El Mirador, where we ate last night has evolved over recent years from a venue specialising in distinctive but authentically Spanish dishes, to a truly international cuisine that would hold its own anywhere in Spain, and probably in Europe. I started with a carpaccio of venison dressed with a cheese that perfectly complemented it, 'miel de caña', the local version of molasses which is still produced here in the village; like molasses, but much lighter, and topped by crisp raw vegetables. I followed with fillets of sea bass gently fried, served on a bed of Thai style stir fried vegetables and accompanied by a spicy mango salsa. My wife chose a salad of warm goats' cheese with caramelised onion and a leafy salad with miel de caña and the mango salsa at the side. Her salmon steak was cooked perfectly and served with the stir fried vegetables and pureed potato. A lovely surprise was the wine. Rafa, the co-owner refused to bring the wine list, but said that he wished to surprise me with a special bottle of red wine, on the house. Rafa is from Uruguay and I've had a dig at him in the past that he has no wines from his own country on his extensive and very carefully chosen list. Last night he presented us with a bottle of Urugayan red wine from the Tannat grape, a grape native to the French Basque region which has very successfully made the transition to Uruguay, where it produces wines with fine, balanced tannins and a lovely blackberry flavour. It now has a place on his updated wine list!
Make a note of the links below if ever you are coming to stay - or better still, live - in Frigiliana.

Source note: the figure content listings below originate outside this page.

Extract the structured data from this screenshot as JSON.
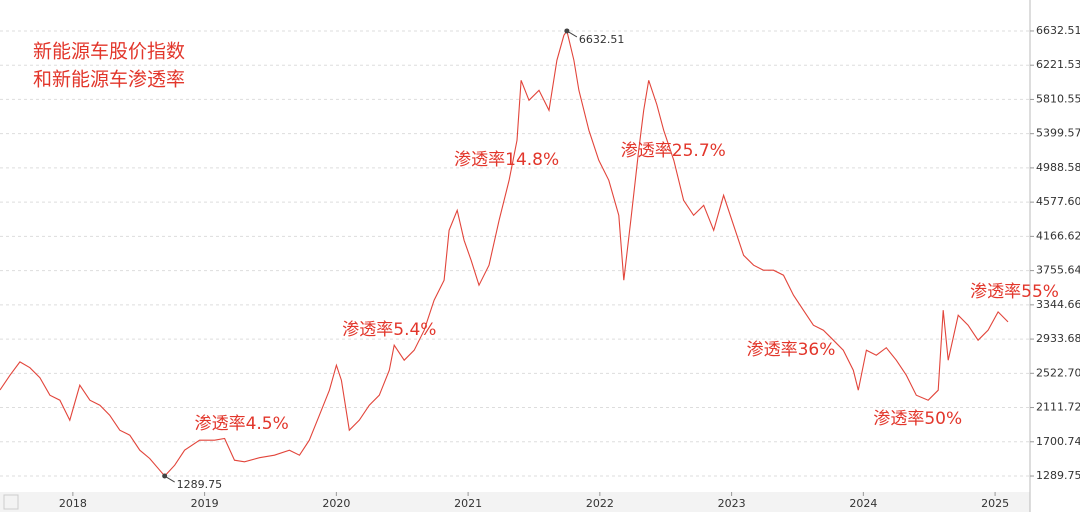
{
  "chart_data": {
    "type": "line",
    "title": "新能源车股价指数",
    "subtitle": "和新能源车渗透率",
    "color": "#e2453b",
    "grid": true,
    "xlim": [
      2017.447,
      2025.265
    ],
    "xticks": [
      2018,
      2019,
      2020,
      2021,
      2022,
      2023,
      2024,
      2025
    ],
    "ylim": [
      1122,
      6740
    ],
    "yticks": [
      1289.75,
      1700.74,
      2111.72,
      {
        "value": 2522.7,
        "label": "2522.70"
      },
      2933.68,
      3344.66,
      3755.64,
      4166.62,
      {
        "value": 4577.6,
        "label": "4577.60"
      },
      4988.58,
      5399.57,
      5810.55,
      6221.53,
      6632.51
    ],
    "x": [
      2017.447,
      2017.523,
      2017.598,
      2017.674,
      2017.75,
      2017.826,
      2017.902,
      2017.977,
      2018.053,
      2018.129,
      2018.205,
      2018.28,
      2018.356,
      2018.432,
      2018.508,
      2018.583,
      2018.659,
      2018.697,
      2018.773,
      2018.848,
      2018.962,
      2019.076,
      2019.152,
      2019.227,
      2019.303,
      2019.417,
      2019.53,
      2019.644,
      2019.72,
      2019.795,
      2019.871,
      2019.947,
      2020.0,
      2020.038,
      2020.098,
      2020.174,
      2020.25,
      2020.326,
      2020.402,
      2020.439,
      2020.515,
      2020.591,
      2020.667,
      2020.742,
      2020.818,
      2020.856,
      2020.917,
      2020.97,
      2021.023,
      2021.083,
      2021.159,
      2021.235,
      2021.311,
      2021.371,
      2021.402,
      2021.462,
      2021.538,
      2021.614,
      2021.674,
      2021.727,
      2021.75,
      2021.803,
      2021.841,
      2021.917,
      2021.992,
      2022.068,
      2022.144,
      2022.182,
      2022.235,
      2022.295,
      2022.333,
      2022.371,
      2022.432,
      2022.485,
      2022.561,
      2022.636,
      2022.712,
      2022.788,
      2022.864,
      2022.939,
      2023.015,
      2023.091,
      2023.167,
      2023.242,
      2023.318,
      2023.394,
      2023.47,
      2023.545,
      2023.621,
      2023.697,
      2023.773,
      2023.848,
      2023.924,
      2023.962,
      2024.023,
      2024.098,
      2024.174,
      2024.25,
      2024.326,
      2024.402,
      2024.492,
      2024.568,
      2024.606,
      2024.644,
      2024.72,
      2024.795,
      2024.871,
      2024.947,
      2025.023,
      2025.098
    ],
    "values": [
      2322,
      2500,
      2660,
      2590,
      2470,
      2260,
      2200,
      1960,
      2380,
      2200,
      2140,
      2020,
      1840,
      1780,
      1600,
      1500,
      1360,
      1289.75,
      1420,
      1600,
      1720,
      1720,
      1740,
      1480,
      1460,
      1510,
      1540,
      1600,
      1540,
      1720,
      2020,
      2320,
      2620,
      2440,
      1840,
      1960,
      2140,
      2260,
      2560,
      2860,
      2680,
      2800,
      3040,
      3400,
      3640,
      4240,
      4480,
      4120,
      3880,
      3580,
      3820,
      4360,
      4840,
      5320,
      6040,
      5800,
      5920,
      5680,
      6280,
      6580,
      6632.51,
      6280,
      5920,
      5440,
      5080,
      4840,
      4420,
      3640,
      4360,
      5200,
      5680,
      6040,
      5750,
      5440,
      5080,
      4600,
      4420,
      4540,
      4240,
      4660,
      4300,
      3940,
      3820,
      3760,
      3760,
      3700,
      3460,
      3280,
      3100,
      3040,
      2920,
      2800,
      2560,
      2320,
      2800,
      2740,
      2830,
      2680,
      2500,
      2260,
      2200,
      2320,
      3280,
      2680,
      3220,
      3100,
      2920,
      3040,
      3260,
      3140
    ],
    "markers": [
      {
        "x": 2021.75,
        "value": 6632.51
      },
      {
        "x": 2018.697,
        "value": 1289.75
      }
    ],
    "annotations": [
      {
        "text": "渗透率4.5%",
        "x": 2018.924,
        "y": 1914
      },
      {
        "text": "渗透率5.4%",
        "x": 2020.045,
        "y": 3043
      },
      {
        "text": "渗透率14.8%",
        "x": 2020.894,
        "y": 5084
      },
      {
        "text": "渗透率25.7%",
        "x": 2022.159,
        "y": 5192
      },
      {
        "text": "渗透率36%",
        "x": 2023.114,
        "y": 2802
      },
      {
        "text": "渗透率50%",
        "x": 2024.076,
        "y": 1974
      },
      {
        "text": "渗透率55%",
        "x": 2024.811,
        "y": 3499
      }
    ]
  }
}
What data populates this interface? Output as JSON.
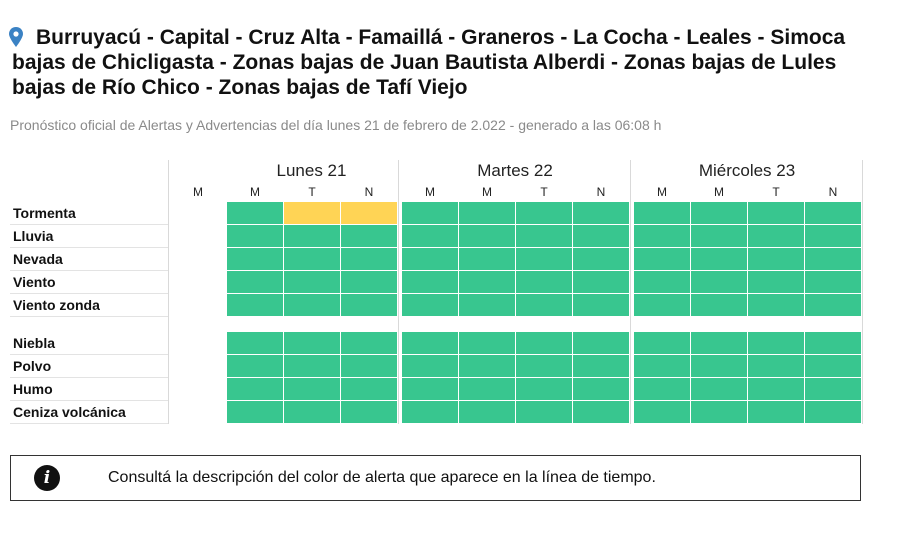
{
  "header": {
    "title_lines": [
      "Burruyacú - Capital - Cruz Alta - Famaillá - Graneros - La Cocha - Leales - Simoca",
      "bajas de Chicligasta - Zonas bajas de Juan Bautista Alberdi - Zonas bajas de Lules",
      "bajas de Río Chico - Zonas bajas de Tafí Viejo"
    ],
    "subtitle": "Pronóstico oficial de Alertas y Advertencias del día lunes 21 de febrero de 2.022 - generado a las 06:08 h",
    "pin_icon": "location-pin-icon"
  },
  "timeline": {
    "days": [
      {
        "label": "Lunes 21",
        "segments": [
          "M",
          "M",
          "T",
          "N"
        ]
      },
      {
        "label": "Martes 22",
        "segments": [
          "M",
          "M",
          "T",
          "N"
        ]
      },
      {
        "label": "Miércoles 23",
        "segments": [
          "M",
          "M",
          "T",
          "N"
        ]
      }
    ],
    "colors": {
      "green": "#38c68f",
      "yellow": "#ffd455",
      "none": "#ffffff"
    },
    "groups": [
      {
        "rows": [
          {
            "label": "Tormenta",
            "levels": [
              "none",
              "green",
              "yellow",
              "yellow",
              "green",
              "green",
              "green",
              "green",
              "green",
              "green",
              "green",
              "green"
            ]
          },
          {
            "label": "Lluvia",
            "levels": [
              "none",
              "green",
              "green",
              "green",
              "green",
              "green",
              "green",
              "green",
              "green",
              "green",
              "green",
              "green"
            ]
          },
          {
            "label": "Nevada",
            "levels": [
              "none",
              "green",
              "green",
              "green",
              "green",
              "green",
              "green",
              "green",
              "green",
              "green",
              "green",
              "green"
            ]
          },
          {
            "label": "Viento",
            "levels": [
              "none",
              "green",
              "green",
              "green",
              "green",
              "green",
              "green",
              "green",
              "green",
              "green",
              "green",
              "green"
            ]
          },
          {
            "label": "Viento zonda",
            "levels": [
              "none",
              "green",
              "green",
              "green",
              "green",
              "green",
              "green",
              "green",
              "green",
              "green",
              "green",
              "green"
            ]
          }
        ]
      },
      {
        "rows": [
          {
            "label": "Niebla",
            "levels": [
              "none",
              "green",
              "green",
              "green",
              "green",
              "green",
              "green",
              "green",
              "green",
              "green",
              "green",
              "green"
            ]
          },
          {
            "label": "Polvo",
            "levels": [
              "none",
              "green",
              "green",
              "green",
              "green",
              "green",
              "green",
              "green",
              "green",
              "green",
              "green",
              "green"
            ]
          },
          {
            "label": "Humo",
            "levels": [
              "none",
              "green",
              "green",
              "green",
              "green",
              "green",
              "green",
              "green",
              "green",
              "green",
              "green",
              "green"
            ]
          },
          {
            "label": "Ceniza volcánica",
            "levels": [
              "none",
              "green",
              "green",
              "green",
              "green",
              "green",
              "green",
              "green",
              "green",
              "green",
              "green",
              "green"
            ]
          }
        ]
      }
    ]
  },
  "info": {
    "icon": "info-icon",
    "icon_glyph": "i",
    "text": "Consultá la descripción del color de alerta que aparece en la línea de tiempo."
  }
}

El Mirador: Info@mirador-frigiliana.com
The GardenRestaurant: www.garden-restaurant-frigiliana.com
Oshun: oshungastronomy@gmail.com
El Adarve: www.restauranteeladarve.com

You won't be disappointed by any of them.


The Heat Comes Early

It's been interesting to read about the heatwave in the UK, which has come sweeping up the Channel from the Bay of Biscay, but of course it didn't originate there; it has come up from North Africa. And to get to northern parts of Europe it has had to cross the Iberian Peninsula. So we too are in the grip of a heatwave. The big difference is that whilst the UK was lashed by thunderstorms which took some of the sting out of the heat, the earliest that we can expect to see any serious rain is late September/early October.
On the Mediterranean coast we have some moderating effects from the sea, so we have been having maximum temperatures of 32 to 34 degrees, although 36/37 is forecast for the start of next week. Inland, it has been much more oppressive (and still is). Madrid has regularly seen 40 degrees and both Sevilla and Córdoba have been as high as 42 degrees. This is nothing new. It happens every year; but not as early as this! Usually we associate this degree of heat with late July and August, so the question on people's minds is, is this a spike or must we endure it - and possibly higher temperatures still - until early September? And if it is indeed an early start to the hot weather, why should we assume that it will subside on time?
Fortunately, when we renovated our property after buying it we drew on our experience of visiting family in Northern Queensland during their summer. As a result, we installed air conditioning units in the living room and all three bedrooms, as well as ceiling fans, so we are able to combat the heat in a way which most of our Spanish neighbours can't. Our winter heating allowance actually gets spent as a summer cooling allowance.